A key point of the PTDR method is the use of transverse dipoles. They have a strong reflection effect that is desirable to reinforce the RF fields in the imaging region and increase the transverse magnetic field efficiency. Another advantage of transverse dipoles is that they can be placed close to the bore to leave enough free space for the subject and other coils. It should be noted that the reflection effect of transverse dipoles is not perfect and some RF power is still deposited outside the imaging region (Fig. 5), where it is wasted. One way to reduce this power waste could be the use of appropriate shielding or Yagi-Uda reflectors [25] placed behind the dipole rings. An alternative method would be to fold or bend the dipoles toward each other to restrict more power in the targeted imaging region. Using these methods, the power flow to unwanted areas could be reduced and the transmit efficiency could be further improved.

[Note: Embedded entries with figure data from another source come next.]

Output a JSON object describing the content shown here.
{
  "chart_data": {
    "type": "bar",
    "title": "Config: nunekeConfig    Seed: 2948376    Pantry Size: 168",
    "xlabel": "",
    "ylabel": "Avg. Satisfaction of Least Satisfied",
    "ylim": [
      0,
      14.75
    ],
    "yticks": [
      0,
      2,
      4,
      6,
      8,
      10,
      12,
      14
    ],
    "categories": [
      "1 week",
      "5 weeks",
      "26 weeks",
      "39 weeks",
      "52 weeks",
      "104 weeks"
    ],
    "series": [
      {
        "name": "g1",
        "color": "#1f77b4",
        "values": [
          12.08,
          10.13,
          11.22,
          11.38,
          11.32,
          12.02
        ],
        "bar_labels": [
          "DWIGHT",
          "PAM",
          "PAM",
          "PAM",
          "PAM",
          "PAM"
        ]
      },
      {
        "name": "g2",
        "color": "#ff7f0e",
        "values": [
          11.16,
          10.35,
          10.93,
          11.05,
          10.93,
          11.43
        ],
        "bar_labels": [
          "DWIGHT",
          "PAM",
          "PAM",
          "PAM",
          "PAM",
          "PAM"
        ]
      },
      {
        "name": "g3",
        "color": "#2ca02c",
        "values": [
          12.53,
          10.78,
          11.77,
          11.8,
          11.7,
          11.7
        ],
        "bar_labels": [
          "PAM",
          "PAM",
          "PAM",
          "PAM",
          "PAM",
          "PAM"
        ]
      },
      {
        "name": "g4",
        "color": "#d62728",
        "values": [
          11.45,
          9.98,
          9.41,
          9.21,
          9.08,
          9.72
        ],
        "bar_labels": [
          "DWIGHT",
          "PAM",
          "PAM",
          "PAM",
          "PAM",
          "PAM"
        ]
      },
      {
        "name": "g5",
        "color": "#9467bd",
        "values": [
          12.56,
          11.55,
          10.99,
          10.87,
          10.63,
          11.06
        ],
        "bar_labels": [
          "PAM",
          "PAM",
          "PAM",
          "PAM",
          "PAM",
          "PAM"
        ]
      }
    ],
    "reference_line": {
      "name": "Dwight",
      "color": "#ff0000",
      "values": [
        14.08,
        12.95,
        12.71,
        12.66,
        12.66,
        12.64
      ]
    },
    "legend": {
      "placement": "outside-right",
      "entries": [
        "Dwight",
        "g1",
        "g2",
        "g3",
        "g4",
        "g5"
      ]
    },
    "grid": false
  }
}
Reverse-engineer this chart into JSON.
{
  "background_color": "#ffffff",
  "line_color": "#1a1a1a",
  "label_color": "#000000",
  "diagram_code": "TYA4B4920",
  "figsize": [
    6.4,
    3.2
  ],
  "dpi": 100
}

In conclusion, we proposed a novel PTDR RF coil for ultrahigh field MRI, and evaluated it in simulations. The results showed that the advantages of both standing-wave and traveling-wave excitation can be obtained using PTDR coils; specifically, PTDR coils exhibit high efficiency over short regions while maintaining the ability to cover longer areas. Further studies will be focused on constructing this PTDR coil and validating its performance through MR experiments.
6. Acknowledgments:
This work was supported by NIH R01 EB 016695 and NIH R21 EB 018521.